Wednesday, April 6, 2011

Checkpoint Charlie

The boys and I went to the Checkpoint Charlie museum yesterday.  Lots of large photographs about people escaping to the west.  Harrowing stories about hot air balloons, homemade submarines, underground tunnels, space carved out between two surfboards atop a car.  Hard to fathom that the wall fell just a little over 20 years ago.  It all seems so distant and strange now.  Still it seems that you cannot tell this particular Berlin story without a little propaganda.  The winning side's propaganda. There is an exhibit describing Picasso's Guernica, posters with insipring words from Gandhi and an entire room dedicated to Ronald Reagan ( they even have a chainsaw that he used on his ranch in CA). Nothing really about Gorbachev.  Nor much about what life in Eastern Germany was really like. It feels very uneven and even a bit kitschy.
And there is unfortunate modern art scattered about the place.  Many artists have tried to capture what the wall meant to the city, or a create an image that reflected the division.  But most images seem to fall short to me.  There is the vague outline of a person, usually in black charcoal, some barbed wire and a bleak sunrise or sunset in the background. Keith Haring, graffiti artist extraordinaire, really got it right.  Hope.  Struggle.  We're all connected. Bright colors.  Someone will probably paint over it tomorrow.

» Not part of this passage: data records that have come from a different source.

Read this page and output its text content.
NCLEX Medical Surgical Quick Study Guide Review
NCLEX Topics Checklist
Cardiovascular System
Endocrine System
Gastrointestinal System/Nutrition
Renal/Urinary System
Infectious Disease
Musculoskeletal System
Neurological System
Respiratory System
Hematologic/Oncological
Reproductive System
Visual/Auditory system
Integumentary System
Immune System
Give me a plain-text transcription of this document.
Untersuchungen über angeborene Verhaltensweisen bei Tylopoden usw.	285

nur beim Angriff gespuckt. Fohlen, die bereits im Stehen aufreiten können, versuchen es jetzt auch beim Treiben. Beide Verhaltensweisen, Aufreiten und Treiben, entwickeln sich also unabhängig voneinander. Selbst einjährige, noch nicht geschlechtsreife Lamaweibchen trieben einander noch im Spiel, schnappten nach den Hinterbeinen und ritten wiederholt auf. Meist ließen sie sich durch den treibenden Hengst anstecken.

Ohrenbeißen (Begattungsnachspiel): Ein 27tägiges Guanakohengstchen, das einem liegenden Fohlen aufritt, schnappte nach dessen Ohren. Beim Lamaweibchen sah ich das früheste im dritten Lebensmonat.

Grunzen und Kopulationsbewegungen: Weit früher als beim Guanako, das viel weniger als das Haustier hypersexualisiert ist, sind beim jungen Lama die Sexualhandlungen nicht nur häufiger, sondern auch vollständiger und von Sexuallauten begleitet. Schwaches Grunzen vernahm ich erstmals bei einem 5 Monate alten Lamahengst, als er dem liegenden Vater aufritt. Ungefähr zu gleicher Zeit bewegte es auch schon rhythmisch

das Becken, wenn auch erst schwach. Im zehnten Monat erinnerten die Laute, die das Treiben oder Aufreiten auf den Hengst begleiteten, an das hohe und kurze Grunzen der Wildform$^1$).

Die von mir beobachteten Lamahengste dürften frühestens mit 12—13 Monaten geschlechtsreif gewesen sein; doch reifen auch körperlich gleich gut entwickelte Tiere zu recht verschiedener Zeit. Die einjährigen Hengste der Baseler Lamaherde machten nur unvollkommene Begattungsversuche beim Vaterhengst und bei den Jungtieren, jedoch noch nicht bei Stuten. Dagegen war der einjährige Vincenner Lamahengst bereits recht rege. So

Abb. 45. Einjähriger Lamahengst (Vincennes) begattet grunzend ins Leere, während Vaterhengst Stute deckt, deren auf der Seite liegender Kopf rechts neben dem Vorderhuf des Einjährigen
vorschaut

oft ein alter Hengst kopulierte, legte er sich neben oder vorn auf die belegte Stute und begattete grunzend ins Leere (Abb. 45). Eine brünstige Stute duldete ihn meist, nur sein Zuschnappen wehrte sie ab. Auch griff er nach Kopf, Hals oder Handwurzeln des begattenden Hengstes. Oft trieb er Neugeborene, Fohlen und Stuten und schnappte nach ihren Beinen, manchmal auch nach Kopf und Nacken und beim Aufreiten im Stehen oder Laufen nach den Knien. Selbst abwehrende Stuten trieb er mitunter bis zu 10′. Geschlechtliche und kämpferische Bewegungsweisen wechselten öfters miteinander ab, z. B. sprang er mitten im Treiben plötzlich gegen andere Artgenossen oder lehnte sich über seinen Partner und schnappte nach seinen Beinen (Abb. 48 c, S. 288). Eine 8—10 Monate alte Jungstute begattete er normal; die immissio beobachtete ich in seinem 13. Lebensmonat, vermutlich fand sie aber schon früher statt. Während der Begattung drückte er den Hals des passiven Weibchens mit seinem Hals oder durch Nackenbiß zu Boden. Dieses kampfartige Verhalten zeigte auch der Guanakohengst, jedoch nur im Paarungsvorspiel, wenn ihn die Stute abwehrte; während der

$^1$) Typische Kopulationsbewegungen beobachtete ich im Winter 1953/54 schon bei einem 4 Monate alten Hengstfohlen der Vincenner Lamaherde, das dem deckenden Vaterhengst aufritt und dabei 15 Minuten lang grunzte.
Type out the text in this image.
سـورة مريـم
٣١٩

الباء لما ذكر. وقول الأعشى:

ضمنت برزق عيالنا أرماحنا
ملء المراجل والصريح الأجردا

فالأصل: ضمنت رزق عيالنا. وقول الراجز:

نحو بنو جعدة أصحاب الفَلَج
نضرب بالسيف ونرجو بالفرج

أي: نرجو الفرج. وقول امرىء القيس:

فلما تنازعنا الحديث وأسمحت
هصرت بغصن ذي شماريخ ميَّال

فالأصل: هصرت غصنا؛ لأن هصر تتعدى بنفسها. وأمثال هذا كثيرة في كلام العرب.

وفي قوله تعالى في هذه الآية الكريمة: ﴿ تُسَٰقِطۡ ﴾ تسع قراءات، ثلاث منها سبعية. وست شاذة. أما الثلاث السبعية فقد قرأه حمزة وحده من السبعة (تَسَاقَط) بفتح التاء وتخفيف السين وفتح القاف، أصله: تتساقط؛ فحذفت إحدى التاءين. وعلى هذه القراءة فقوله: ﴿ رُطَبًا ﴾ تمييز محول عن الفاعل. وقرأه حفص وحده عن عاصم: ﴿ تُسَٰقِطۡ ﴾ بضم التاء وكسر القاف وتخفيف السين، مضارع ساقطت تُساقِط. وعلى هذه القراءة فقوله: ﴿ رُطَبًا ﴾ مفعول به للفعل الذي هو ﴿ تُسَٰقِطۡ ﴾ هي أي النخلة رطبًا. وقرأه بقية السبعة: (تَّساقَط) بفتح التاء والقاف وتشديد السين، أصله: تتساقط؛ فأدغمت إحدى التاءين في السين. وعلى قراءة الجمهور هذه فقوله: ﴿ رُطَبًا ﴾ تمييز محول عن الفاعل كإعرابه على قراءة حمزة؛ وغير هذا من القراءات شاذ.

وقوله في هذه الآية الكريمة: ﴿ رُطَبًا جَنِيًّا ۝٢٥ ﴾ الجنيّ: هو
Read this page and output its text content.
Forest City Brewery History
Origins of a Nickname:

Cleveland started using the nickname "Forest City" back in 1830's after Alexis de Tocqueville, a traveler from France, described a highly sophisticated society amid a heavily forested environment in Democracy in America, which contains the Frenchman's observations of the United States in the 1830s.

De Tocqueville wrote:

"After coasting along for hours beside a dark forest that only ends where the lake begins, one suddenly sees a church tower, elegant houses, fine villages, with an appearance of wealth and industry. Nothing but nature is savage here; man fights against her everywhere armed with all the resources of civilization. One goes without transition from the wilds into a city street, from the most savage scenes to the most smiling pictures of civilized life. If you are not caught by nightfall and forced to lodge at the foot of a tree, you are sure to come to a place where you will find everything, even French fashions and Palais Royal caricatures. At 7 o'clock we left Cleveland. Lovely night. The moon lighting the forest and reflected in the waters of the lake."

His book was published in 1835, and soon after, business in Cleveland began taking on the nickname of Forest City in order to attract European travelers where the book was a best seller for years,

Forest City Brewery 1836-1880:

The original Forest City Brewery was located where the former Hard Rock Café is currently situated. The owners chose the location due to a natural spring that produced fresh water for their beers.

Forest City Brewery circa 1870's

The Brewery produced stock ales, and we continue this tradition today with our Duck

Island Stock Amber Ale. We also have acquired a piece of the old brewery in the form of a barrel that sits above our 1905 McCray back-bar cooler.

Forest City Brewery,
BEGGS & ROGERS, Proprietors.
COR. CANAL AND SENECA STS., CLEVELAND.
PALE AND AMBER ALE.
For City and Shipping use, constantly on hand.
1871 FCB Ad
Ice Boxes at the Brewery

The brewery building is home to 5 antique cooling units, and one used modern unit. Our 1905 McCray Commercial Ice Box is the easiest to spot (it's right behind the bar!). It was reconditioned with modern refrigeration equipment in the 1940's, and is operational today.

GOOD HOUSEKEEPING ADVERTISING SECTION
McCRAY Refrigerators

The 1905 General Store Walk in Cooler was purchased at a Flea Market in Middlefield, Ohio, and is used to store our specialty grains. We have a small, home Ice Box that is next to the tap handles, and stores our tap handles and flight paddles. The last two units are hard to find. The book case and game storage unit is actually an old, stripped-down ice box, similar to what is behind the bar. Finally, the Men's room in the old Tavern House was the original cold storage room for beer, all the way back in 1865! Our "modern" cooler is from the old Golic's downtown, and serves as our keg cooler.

The museum is privately owned and operated and therefore that may be why there is not a scholarly approach to the material.  In addition, the area around Checkpoint Charlie is being revamped and modernized. The actual guard station has been removed and a replica has been put in its place, complete with some guy in a military uniform of questionable origin and an American flag who will take pictures with you and your family in front of sandbags for 2 Euros.  It is a shame to turn it into a tourist trap, but in a Berlin trying to come to terms with its past, maybe a surreal experience is just right.